De vorderingen van [eiser] strekken ertoe, kort gezegd, dat voor recht wordt verklaard dat hij zijn aanspraak op de aanvullende uitkering steeds heeft behouden en dat Schade N.V. wordt veroordeeld om met ingang van 12 juni 2003, althans 4 december 2006, jaarlijks een bedrag van € 2.726 aan hem te betalen, met rente en kosten.
De rechtbank heeft de vorderingen afgewezen. Het hof heeft het vonnis van de rechtbank bekrachtigd. Daartoe heeft het hof, samengevat, als volgt overwogen.
Het gaat hier om een particuliere arbeidsongeschiktheidsverzekering (ter dekking van het zogenoemde WAO-gat), die blijkens de art. 3, 4 en 8 van het uitkeringsreglement in beginsel de beslissingen van het UWV volgt. Het uitkeringsreglement voorziet in de optiek van partijen niet met zoveel woorden in de door art. 43a lid 1 WAO bestreken situatie van een tijdelijk onderbroken arbeidsongeschiktheid. Partijen verschillen van mening over de interpretatie van die art. 3 en 8. (rov. 4.5)

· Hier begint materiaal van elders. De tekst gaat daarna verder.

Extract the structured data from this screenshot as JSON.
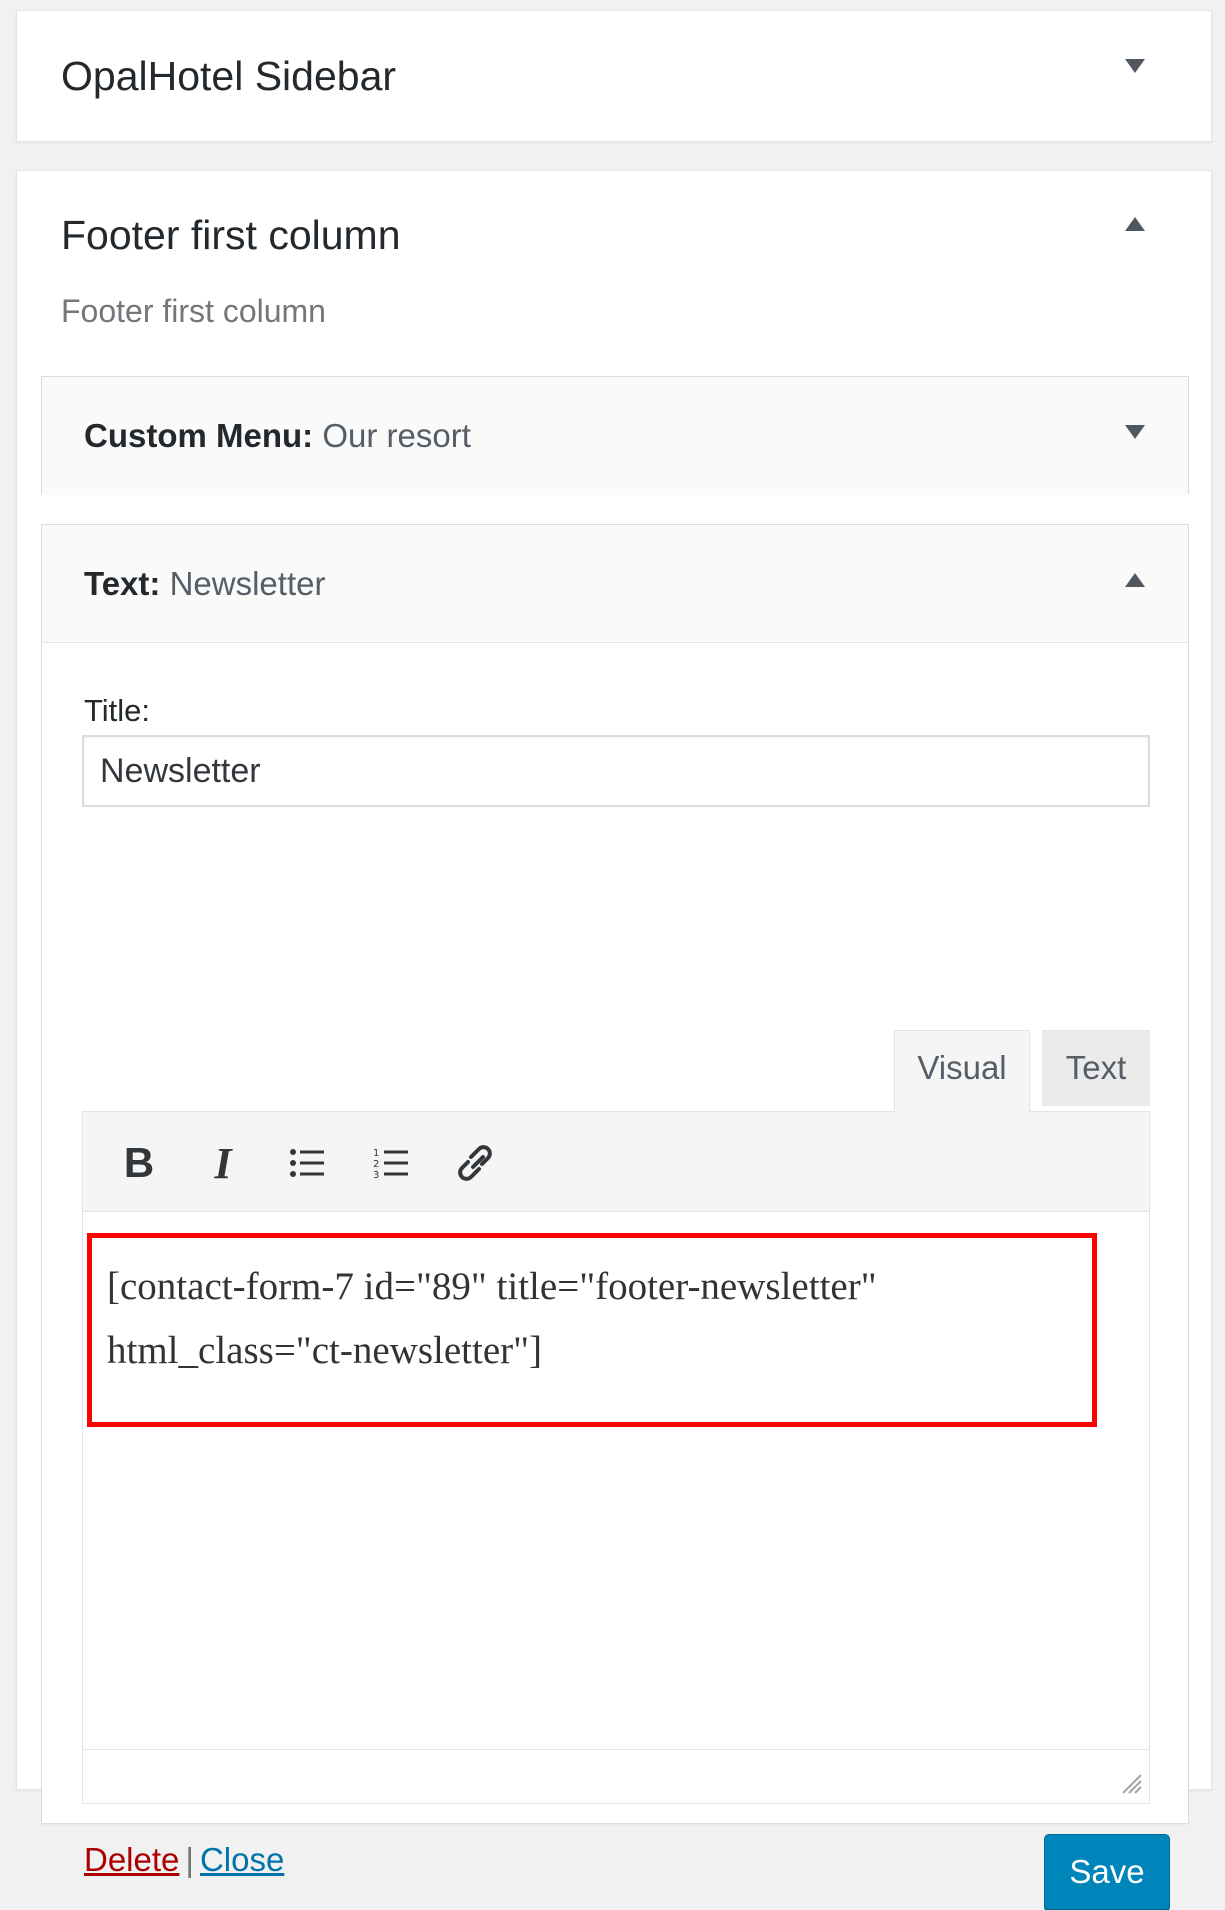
{
  "sidebars": {
    "opal": {
      "title": "OpalHotel Sidebar",
      "toggle_icon": "arrow-down-icon"
    },
    "footer_first": {
      "title": "Footer first column",
      "description": "Footer first column",
      "toggle_icon": "arrow-up-icon"
    }
  },
  "widgets": {
    "custom_menu": {
      "type_label": "Custom Menu:",
      "name": "Our resort",
      "toggle_icon": "arrow-down-icon"
    },
    "text": {
      "type_label": "Text:",
      "name": "Newsletter",
      "toggle_icon": "arrow-up-icon",
      "title_label": "Title:",
      "title_value": "Newsletter",
      "tabs": {
        "visual": "Visual",
        "text": "Text"
      },
      "toolbar": {
        "bold": "B",
        "italic": "I",
        "bullist_icon": "bulleted-list-icon",
        "numlist_icon": "numbered-list-icon",
        "link_icon": "link-icon"
      },
      "content": "[contact-form-7 id=\"89\" title=\"footer-newsletter\" html_class=\"ct-newsletter\"]",
      "highlight_color": "#ff0000",
      "actions": {
        "delete": "Delete",
        "separator": "|",
        "close": "Close",
        "save": "Save"
      }
    }
  },
  "colors": {
    "primary_button": "#0085ba",
    "delete_link": "#aa0000",
    "close_link": "#0073aa"
  }
}
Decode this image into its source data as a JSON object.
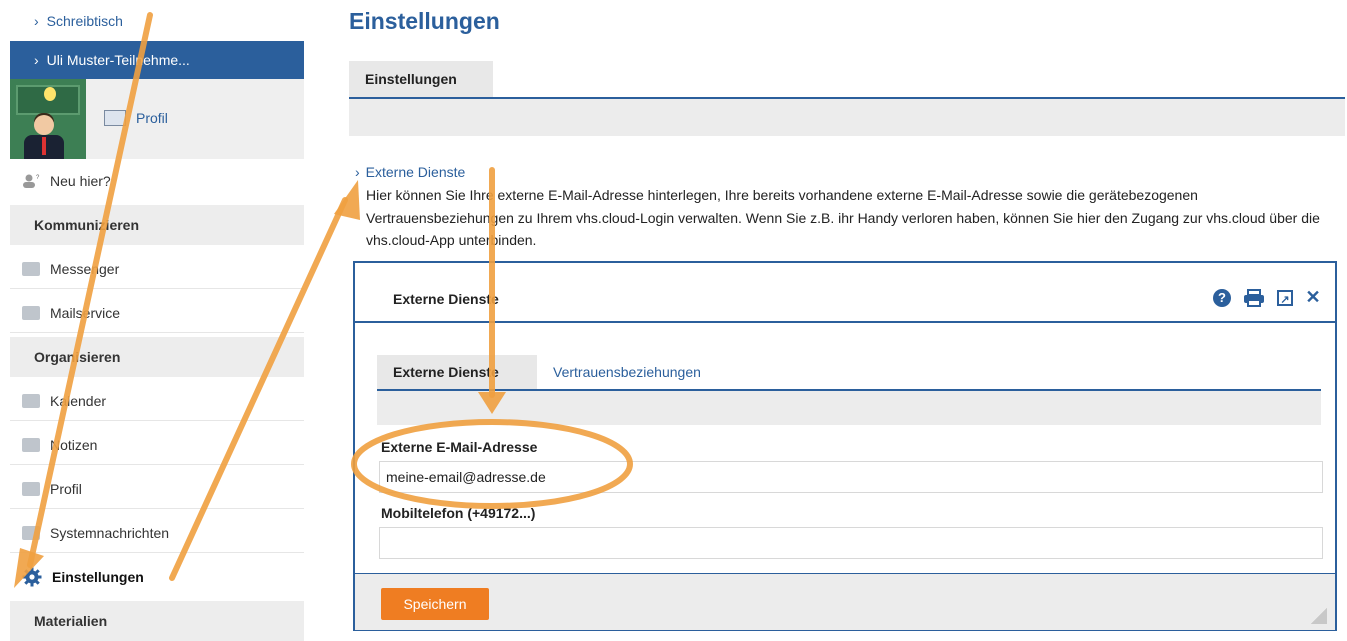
{
  "sidebar": {
    "links": [
      {
        "label": "Schreibtisch"
      }
    ],
    "active_user": "Uli Muster-Teilnehme...",
    "profile_link": "Profil",
    "new_here": "Neu hier?",
    "sections": {
      "communicate": "Kommunizieren",
      "organize": "Organisieren",
      "materials": "Materialien"
    },
    "items": {
      "messenger": "Messenger",
      "mailservice": "Mailservice",
      "calendar": "Kalender",
      "notes": "Notizen",
      "profile": "Profil",
      "system_messages": "Systemnachrichten",
      "settings": "Einstellungen"
    }
  },
  "main": {
    "title": "Einstellungen",
    "tab": "Einstellungen",
    "external_services_link": "Externe Dienste",
    "description": "Hier können Sie Ihre externe E-Mail-Adresse hinterlegen, Ihre bereits vorhandene externe E-Mail-Adresse sowie die gerätebezogenen Vertrauensbeziehungen zu Ihrem vhs.cloud-Login verwalten. Wenn Sie z.B. ihr Handy verloren haben, können Sie hier den Zugang zur vhs.cloud über die vhs.cloud-App unterbinden."
  },
  "dialog": {
    "title": "Externe Dienste",
    "tabs": [
      "Externe Dienste",
      "Vertrauensbeziehungen"
    ],
    "email_label": "Externe E-Mail-Adresse",
    "email_value": "meine-email@adresse.de",
    "mobile_label": "Mobiltelefon (+49172...)",
    "mobile_value": "",
    "save_label": "Speichern"
  },
  "colors": {
    "brand_blue": "#2b5f9c",
    "save_orange": "#ef7d22",
    "annotation_orange": "#f0a040"
  },
  "icons": [
    "chevron-right-icon",
    "avatar-image",
    "profile-card-icon",
    "user-plus-icon",
    "messenger-icon",
    "mail-icon",
    "calendar-icon",
    "notes-icon",
    "profile-icon",
    "system-message-icon",
    "gear-icon",
    "help-icon",
    "print-icon",
    "popout-icon",
    "close-icon"
  ]
}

Art. 3 lid 1 van het uitkeringsreglement beoogt te waarborgen dat de (gewezen) werknemer op de dag van de eerste ziekmelding bij Schade N.V. was verzekerd. De dag van de eerste ziekmelding is in het reglement niet gedefinieerd. Ingevolge art. 8 lid 1, onder a, van het uitkeringsreglement had [eiser] zijn recht op de aanvullende uitkering verloren door het besluit van 23 april 2003 van het UWV. [eiser] mocht in redelijkheid niet verwachten dat een latere ziekmelding tot gevolg zou hebben dat de aanvullende uitkering alsnog over een eerdere periode moest worden uitgekeerd. Voor een hervatting daarvan per datum ziekmelding (6 november 2006) of vier weken nadien (4 december 2006) eist art. 3 lid 1 van het uitkeringsreglement dat [eiser] nog bij Schade N.V. was verzekerd, hetgeen niet het geval was. (rov. 4.6)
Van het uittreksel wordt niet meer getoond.